The Outlets at Orange (former names The Block at Orange and The City Shopping Center) is an open-air outlet mall in the city of Orange, California, in northern Orange County developed by Mills Corporation and now owned by Simon Property Group.

== History ==
=== The City ===
From 1970 to 1996, the site was home to an enclosed mall called The City Shopping Center, featuring anchor stores J. C. Penney and San Diego–based Walker Scott, which would in 1974 become a May Co. branch. It targeted middle income residents, office workers and visitors to nearby Disneyland. The City Shopping Center was the centerpiece of The City, an edge city mixed-use development; in or just outside the mall were two hotels, several office buildings, two movie theaters (City Center Theatres and UA the Movies), gym, three full-service restaurants and a pizzeria, Pepperoni square (owned by Larrys Pizza in Fullerton) which was sold and became Clubhouse Pizza: Sports and Games, a foreign currency exchange and a post office. The roads around the mall had "City" in their names because they were built as part of that complex.

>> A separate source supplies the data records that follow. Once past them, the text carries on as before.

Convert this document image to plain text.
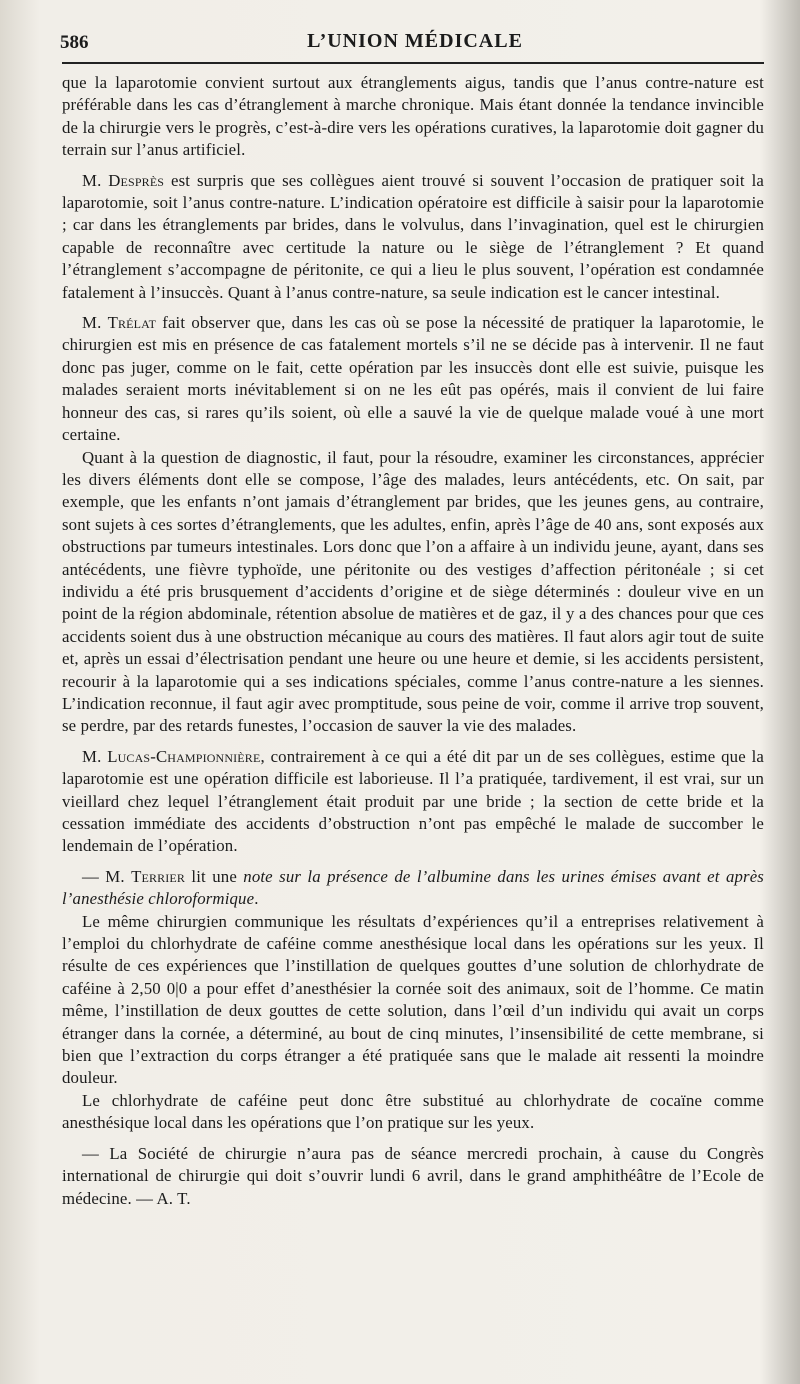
586	L’UNION MÉDICALE

que la laparotomie convient surtout aux étranglements aigus, tandis que l’anus contre-nature est préférable dans les cas d’étranglement à marche chronique. Mais étant donnée la tendance invincible de la chirurgie vers le progrès, c’est-à-dire vers les opérations curatives, la laparotomie doit gagner du terrain sur l’anus artificiel.

M. Desprès est surpris que ses collègues aient trouvé si souvent l’occasion de pratiquer soit la laparotomie, soit l’anus contre-nature. L’indication opératoire est difficile à saisir pour la laparotomie ; car dans les étranglements par brides, dans le volvulus, dans l’invagination, quel est le chirurgien capable de reconnaître avec certitude la nature ou le siège de l’étranglement ? Et quand l’étranglement s’accompagne de péritonite, ce qui a lieu le plus souvent, l’opération est condamnée fatalement à l’insuccès. Quant à l’anus contre-nature, sa seule indication est le cancer intestinal.

M. Trélat fait observer que, dans les cas où se pose la nécessité de pratiquer la laparotomie, le chirurgien est mis en présence de cas fatalement mortels s’il ne se décide pas à intervenir. Il ne faut donc pas juger, comme on le fait, cette opération par les insuccès dont elle est suivie, puisque les malades seraient morts inévitablement si on ne les eût pas opérés, mais il convient de lui faire honneur des cas, si rares qu’ils soient, où elle a sauvé la vie de quelque malade voué à une mort certaine.

Quant à la question de diagnostic, il faut, pour la résoudre, examiner les circonstances, apprécier les divers éléments dont elle se compose, l’âge des malades, leurs antécédents, etc. On sait, par exemple, que les enfants n’ont jamais d’étranglement par brides, que les jeunes gens, au contraire, sont sujets à ces sortes d’étranglements, que les adultes, enfin, après l’âge de 40 ans, sont exposés aux obstructions par tumeurs intestinales. Lors donc que l’on a affaire à un individu jeune, ayant, dans ses antécédents, une fièvre typhoïde, une péritonite ou des vestiges d’affection péritonéale ; si cet individu a été pris brusquement d’accidents d’origine et de siège déterminés : douleur vive en un point de la région abdominale, rétention absolue de matières et de gaz, il y a des chances pour que ces accidents soient dus à une obstruction mécanique au cours des matières. Il faut alors agir tout de suite et, après un essai d’électrisation pendant une heure ou une heure et demie, si les accidents persistent, recourir à la laparotomie qui a ses indications spéciales, comme l’anus contre-nature a les siennes. L’indication reconnue, il faut agir avec promptitude, sous peine de voir, comme il arrive trop souvent, se perdre, par des retards funestes, l’occasion de sauver la vie des malades.

M. Lucas-Championnière, contrairement à ce qui a été dit par un de ses collègues, estime que la laparotomie est une opération difficile est laborieuse. Il l’a pratiquée, tardivement, il est vrai, sur un vieillard chez lequel l’étranglement était produit par une bride ; la section de cette bride et la cessation immédiate des accidents d’obstruction n’ont pas empêché le malade de succomber le lendemain de l’opération.

— M. Terrier lit une note sur la présence de l’albumine dans les urines émises avant et après l’anesthésie chloroformique.

Le même chirurgien communique les résultats d’expériences qu’il a entreprises relativement à l’emploi du chlorhydrate de caféine comme anesthésique local dans les opérations sur les yeux. Il résulte de ces expériences que l’instillation de quelques gouttes d’une solution de chlorhydrate de caféine à 2,50 0|0 a pour effet d’anesthésier la cornée soit des animaux, soit de l’homme. Ce matin même, l’instillation de deux gouttes de cette solution, dans l’œil d’un individu qui avait un corps étranger dans la cornée, a déterminé, au bout de cinq minutes, l’insensibilité de cette membrane, si bien que l’extraction du corps étranger a été pratiquée sans que le malade ait ressenti la moindre douleur.

Le chlorhydrate de caféine peut donc être substitué au chlorhydrate de cocaïne comme anesthésique local dans les opérations que l’on pratique sur les yeux.

— La Société de chirurgie n’aura pas de séance mercredi prochain, à cause du Congrès international de chirurgie qui doit s’ouvrir lundi 6 avril, dans le grand amphithéâtre de l’Ecole de médecine. — A. T.
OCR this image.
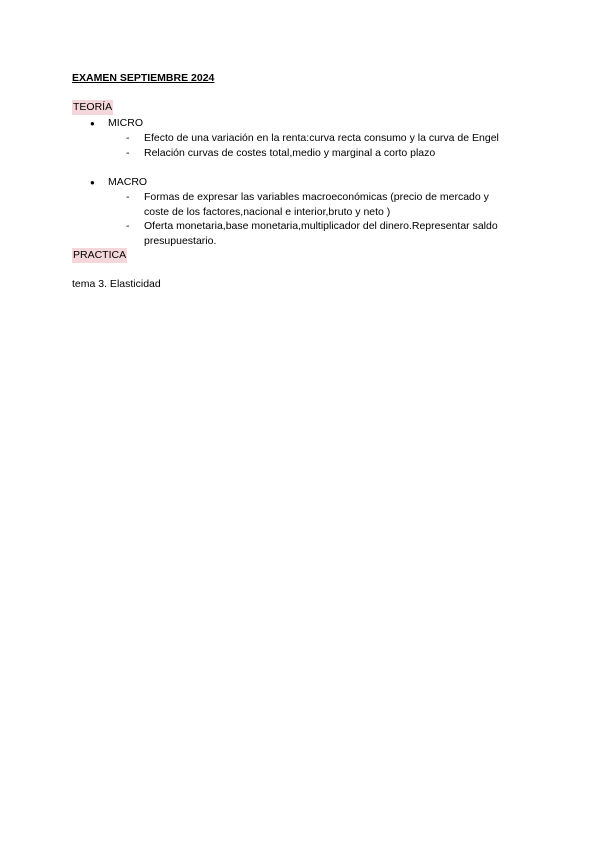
EXAMEN SEPTIEMBRE 2024
TEORÍA
● MICRO
- Efecto de una variación en la renta:curva recta consumo y la curva de Engel
- Relación curvas de costes total,medio y marginal a corto plazo
● MACRO
- Formas de expresar las variables macroeconómicas (precio de mercado y coste de los factores,nacional e interior,bruto y neto )
- Oferta monetaria,base monetaria,multiplicador del dinero.Representar saldo presupuestario.
PRACTICA
tema 3. Elasticidad
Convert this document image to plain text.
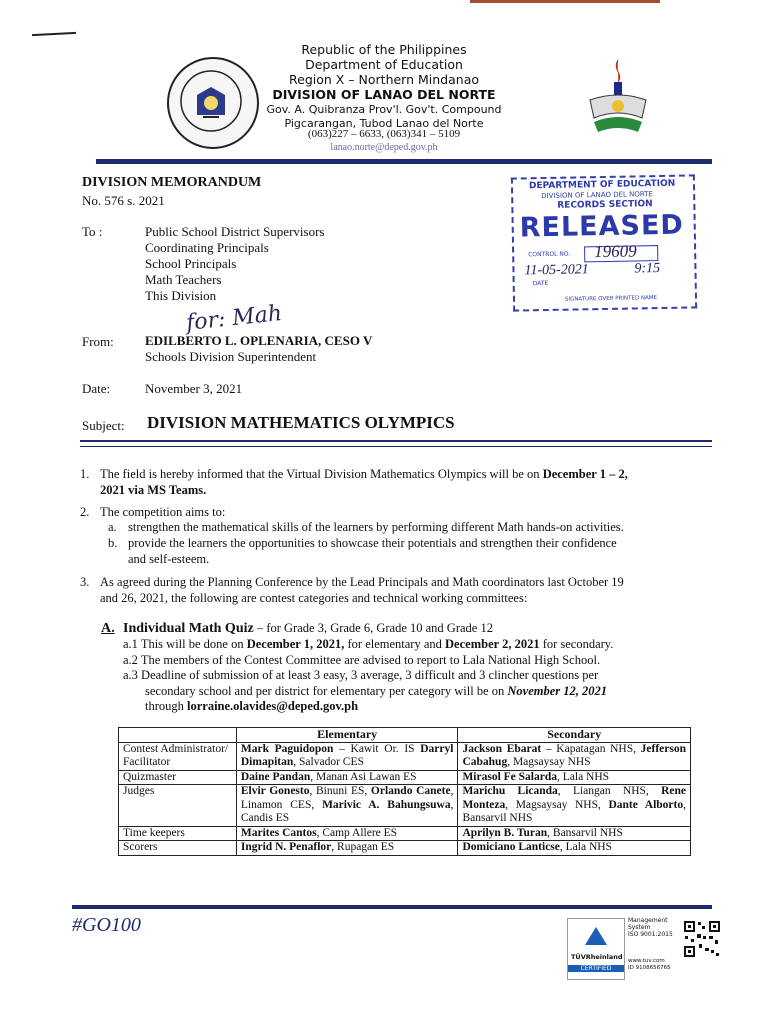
Republic of the Philippines
Department of Education
Region X – Northern Mindanao
DIVISION OF LANAO DEL NORTE
Gov. A. Quibranza Prov'l. Gov't. Compound
Pigcarangan, Tubod Lanao del Norte
(063)227 – 6633, (063)341 – 5109
lanao.norte@deped.gov.ph
DIVISION MEMORANDUM
No. 576 s. 2021
To :	Public School District Supervisors
Coordinating Principals
School Principals
Math Teachers
This Division
for: Mah
From: EDILBERTO L. OPLENARIA, CESO V
Schools Division Superintendent
Date:	November 3, 2021
Subject: DIVISION MATHEMATICS OLYMPICS
DEPARTMENT OF EDUCATION
DIVISION OF LANAO DEL NORTE
RECORDS SECTION
RELEASED
CONTROL NO. 19609
11-05-2021	9:15
DATE
SIGNATURE OVER PRINTED NAME
1. The field is hereby informed that the Virtual Division Mathematics Olympics will be on December 1 – 2,
2021 via MS Teams.
2. The competition aims to:
a. strengthen the mathematical skills of the learners by performing different Math hands-on activities.
b. provide the learners the opportunities to showcase their potentials and strengthen their confidence
and self-esteem.
3. As agreed during the Planning Conference by the Lead Principals and Math coordinators last October 19
and 26, 2021, the following are contest categories and technical working committees:
A. Individual Math Quiz – for Grade 3, Grade 6, Grade 10 and Grade 12
a.1 This will be done on December 1, 2021, for elementary and December 2, 2021 for secondary.
a.2 The members of the Contest Committee are advised to report to Lala National High School.
a.3 Deadline of submission of at least 3 easy, 3 average, 3 difficult and 3 clincher questions per
secondary school and per district for elementary per category will be on November 12, 2021
through lorraine.olavides@deped.gov.ph
	Elementary	Secondary
Contest Administrator/ Facilitator	Mark Paguidopon – Kawit Or. IS Darryl Dimapitan, Salvador CES	Jackson Ebarat – Kapatagan NHS, Jefferson Cabahug, Magsaysay NHS
Quizmaster	Daine Pandan, Manan Asi Lawan ES	Mirasol Fe Salarda, Lala NHS
Judges	Elvir Gonesto, Binuni ES, Orlando Canete, Linamon CES, Marivic A. Bahungsuwa, Candis ES	Marichu Licanda, Liangan NHS, Rene Monteza, Magsaysay NHS, Dante Alborto, Bansarvil NHS
Time keepers	Marites Cantos, Camp Allere ES	Aprilyn B. Turan, Bansarvil NHS
Scorers	Ingrid N. Penaflor, Rupagan ES	Domiciano Lanticse, Lala NHS
#GO100
TÜVRheinland
CERTIFIED
Management
System
ISO 9001:2015
www.tuv.com
ID 9108656765
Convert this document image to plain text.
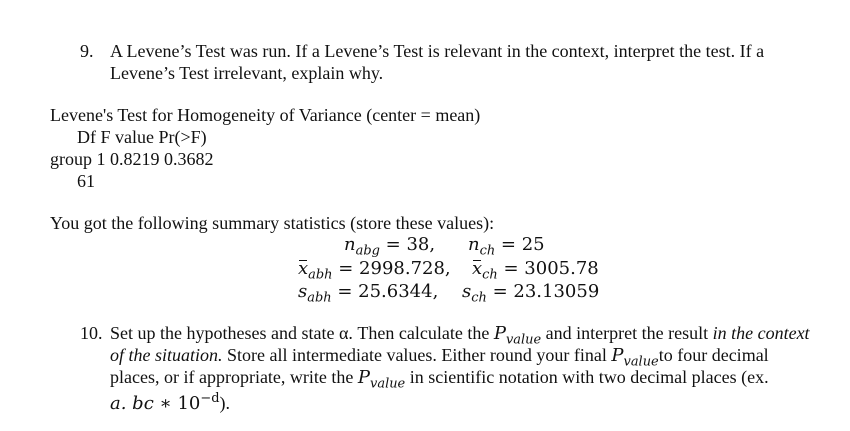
9. A Levene’s Test was run. If a Levene’s Test is relevant in the context, interpret the test. If a
Levene’s Test irrelevant, explain why.
Levene's Test for Homogeneity of Variance (center = mean)
Df F value Pr(>F)
group 1 0.8219 0.3682
61
You got the following summary statistics (store these values):
$n_{abg} = 38$, $n_{ch} = 25$
$x_{abh} = 2998.728$, $x_{ch} = 3005.78$
$s_{abh} = 25.6344$, $s_{ch} = 23.13059$
10. Set up the hypotheses and state α. Then calculate the $P_{value}$ and interpret the result in the context
of the situation. Store all intermediate values. Either round your final $P_{value}to$ four decimal
places, or if appropriate, write the $P_{value}$ in scientific notation with two decimal places (ex.
a. bc ∗ $10^{-d}$).
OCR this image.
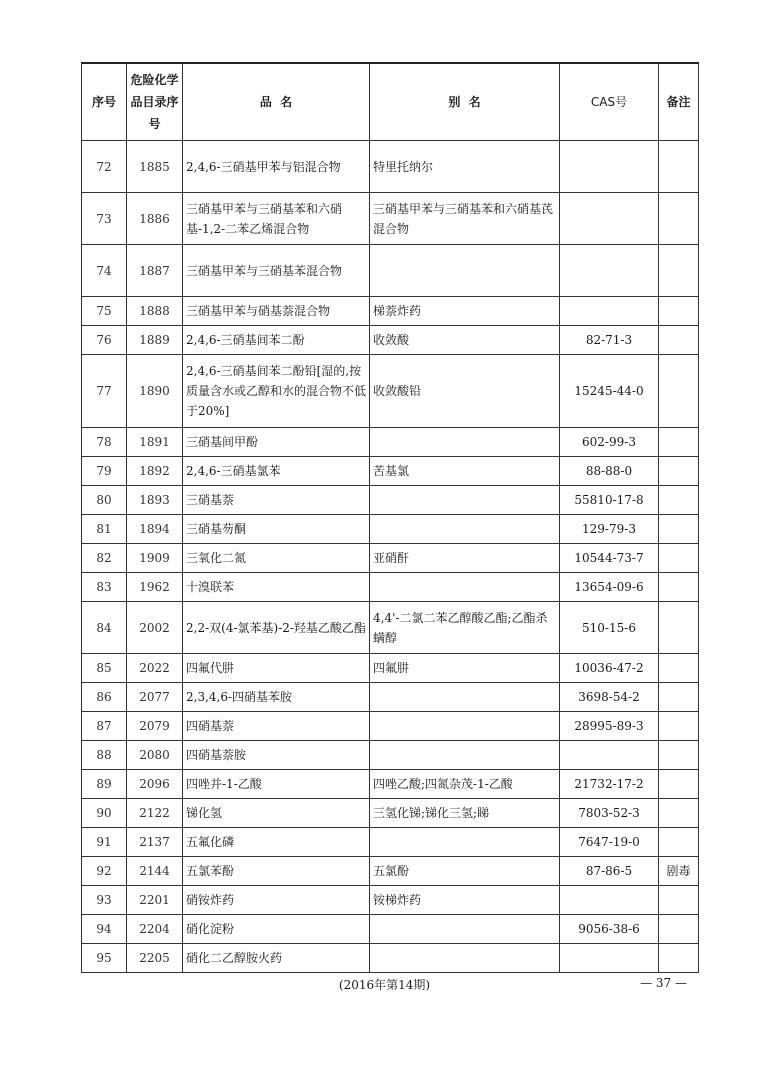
序号	危险化学品目录序号	品  名	别  名	CAS号	备注
72	1885	2,4,6-三硝基甲苯与铝混合物	特里托纳尔		
73	1886	三硝基甲苯与三硝基苯和六硝基-1,2-二苯乙烯混合物	三硝基甲苯与三硝基苯和六硝基芪混合物		
74	1887	三硝基甲苯与三硝基苯混合物			
75	1888	三硝基甲苯与硝基萘混合物	梯萘炸药		
76	1889	2,4,6-三硝基间苯二酚	收敛酸	82-71-3	
77	1890	2,4,6-三硝基间苯二酚铅[湿的,按质量含水或乙醇和水的混合物不低于20%]	收敛酸铅	15245-44-0	
78	1891	三硝基间甲酚		602-99-3	
79	1892	2,4,6-三硝基氯苯	苦基氯	88-88-0	
80	1893	三硝基萘		55810-17-8	
81	1894	三硝基芴酮		129-79-3	
82	1909	三氧化二氮	亚硝酐	10544-73-7	
83	1962	十溴联苯		13654-09-6	
84	2002	2,2-双(4-氯苯基)-2-羟基乙酸乙酯	4,4'-二氯二苯乙醇酸乙酯;乙酯杀螨醇	510-15-6	
85	2022	四氟代肼	四氟肼	10036-47-2	
86	2077	2,3,4,6-四硝基苯胺		3698-54-2	
87	2079	四硝基萘		28995-89-3	
88	2080	四硝基萘胺			
89	2096	四唑并-1-乙酸	四唑乙酸;四氮杂茂-1-乙酸	21732-17-2	
90	2122	锑化氢	三氢化锑;锑化三氢;睇	7803-52-3	
91	2137	五氟化磷		7647-19-0	
92	2144	五氯苯酚	五氯酚	87-86-5	剧毒
93	2201	硝铵炸药	铵梯炸药		
94	2204	硝化淀粉		9056-38-6	
95	2205	硝化二乙醇胺火药			
(2016年第14期)	— 37 —
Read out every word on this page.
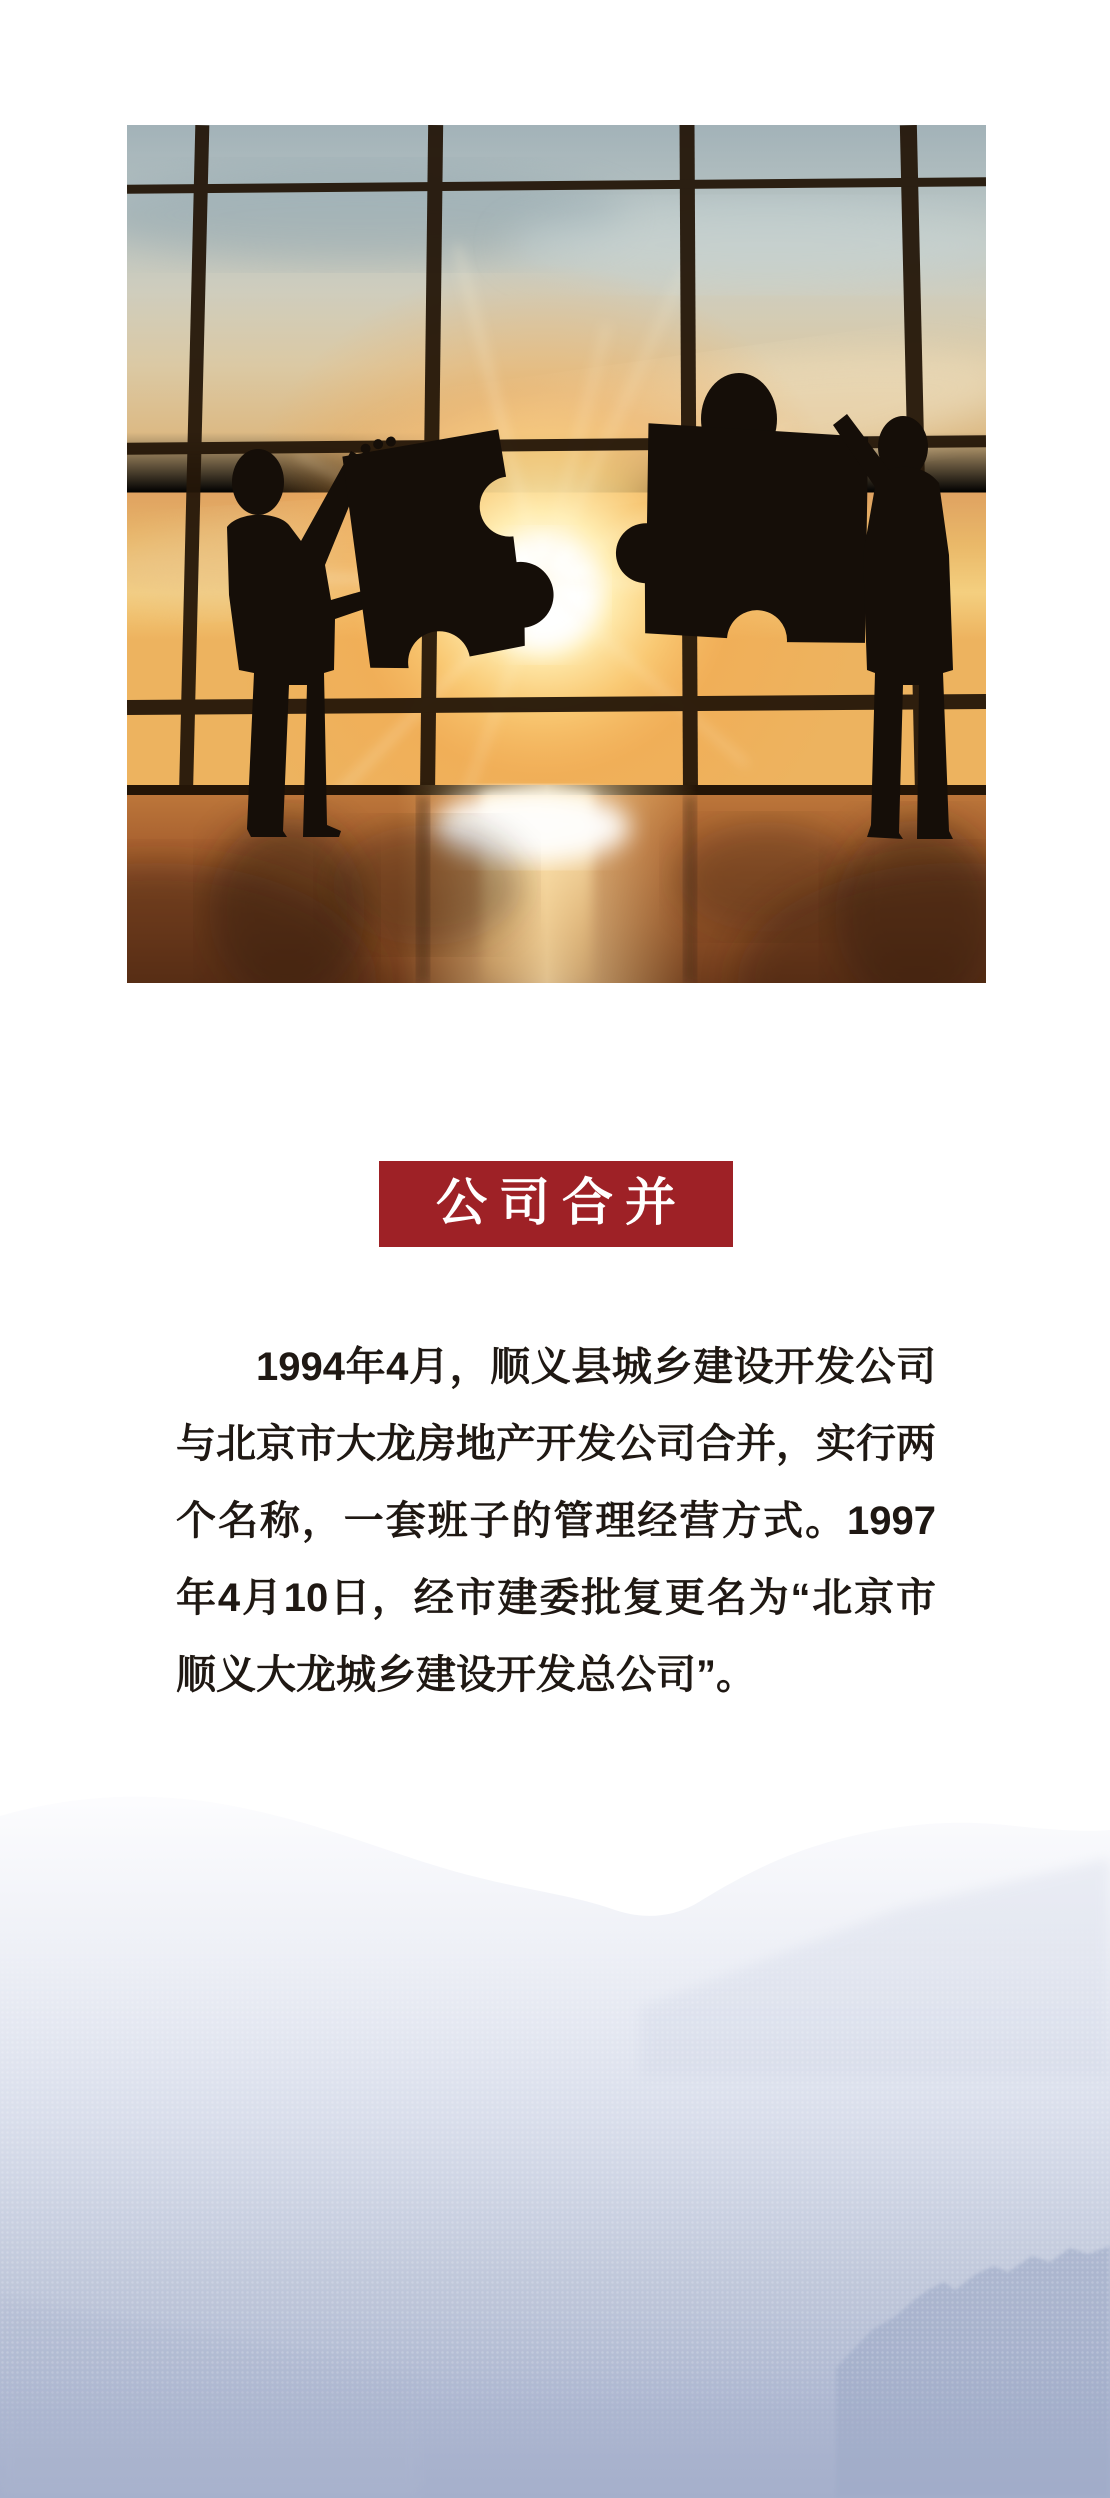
公司合并
1994年4月，顺义县城乡建设开发公司
与北京市大龙房地产开发公司合并，实行两
个名称，一套班子的管理经营方式。1997
年4月10日，经市建委批复更名为“北京市
顺义大龙城乡建设开发总公司”。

Only two miles away, the small Santa Ana Fashion Square mall was renamed MainPlace/Santa Ana and vastly expanded, growing from one department store anchor (Bullock's) to three in September 1987 and business at The City started declining rapidly by the start of the 1990s. May Company opened a new store at MainPlace in May 1991 and closed its store at The City in July of that year. JCPenney, The City's other major anchor, closed in February 1995. The mall was closed and demolished in late 1996.

=== The Block at Orange ===
Mills purchased the site, originally considering converting the City mall to one of their Mills malls named "City Mills," but instead built an outdoor lifestyle center with outlets, restaurants, and entertainment facilities. The center's old slogan was The Block at Orange... It Ain't Square. It was Mills Corporation's first outdoor mall not to have the "Mills" name. The Block officially opened in November 1998.

Ron Jon Surf Shop closed in 2008 and was replaced by Neiman Marcus Last Call. Virgin Megastore, Hilo Hattie and Steve & Barry's closed in 2009. These anchors were replaced with Off Broadway Shoes, H&M, Thrill It Fun Center and Guitar Center. Borders closed in 2011 due to the chain's liquidation, and was replaced by Sports Authority, but Sports Authority at the mall was liquidated along with the rest of the company's stores starting May 18, 2016, due to Chapter 11 bankruptcy. Furniture & Beyond briefly occupied the former Sports Authority space but closed less than a year later. The mall has one of the few remaining Vans Skate Parks in the country, as most of the other skateparks closed or were sold to another brand in the early 2000s.

Like other Mills properties, The Block at Orange was acquired by the Simon Property Group in 2007.

=== The Outlets at Orange ===
In 2011, The Block at Orange was renamed The Outlets at Orange.

The Outlets at Orange underwent two phases of expansion on the east side of the mall. The first phase included a new Nordstrom Rack store which was completed in 2013. The second phase was completed in 2016 which included five new stores such as Gap Factory Store, Polo Ralph Lauren, and Orange County's first Bloomingdale's Outlet. The second phase was supposed to bring 12 new stores but only 5 came because stores such as Bloomingdale's wanted larger spaces.

Outlets at Orange was, for a long time, the only outlet mall in Orange County with the next nearest outlet malls being Citadel Outlets in Commerce, 23 miles away near Central Los Angeles. The Outlets at San Clemente opened in 2015, and though nine miles further away than Citadel, provided more significant competition as it took away Orange's status as the only outlet mall in Orange County.

The former Virgin Megastore was featured in Borat where Borat attempts to kidnap Pamela Anderson.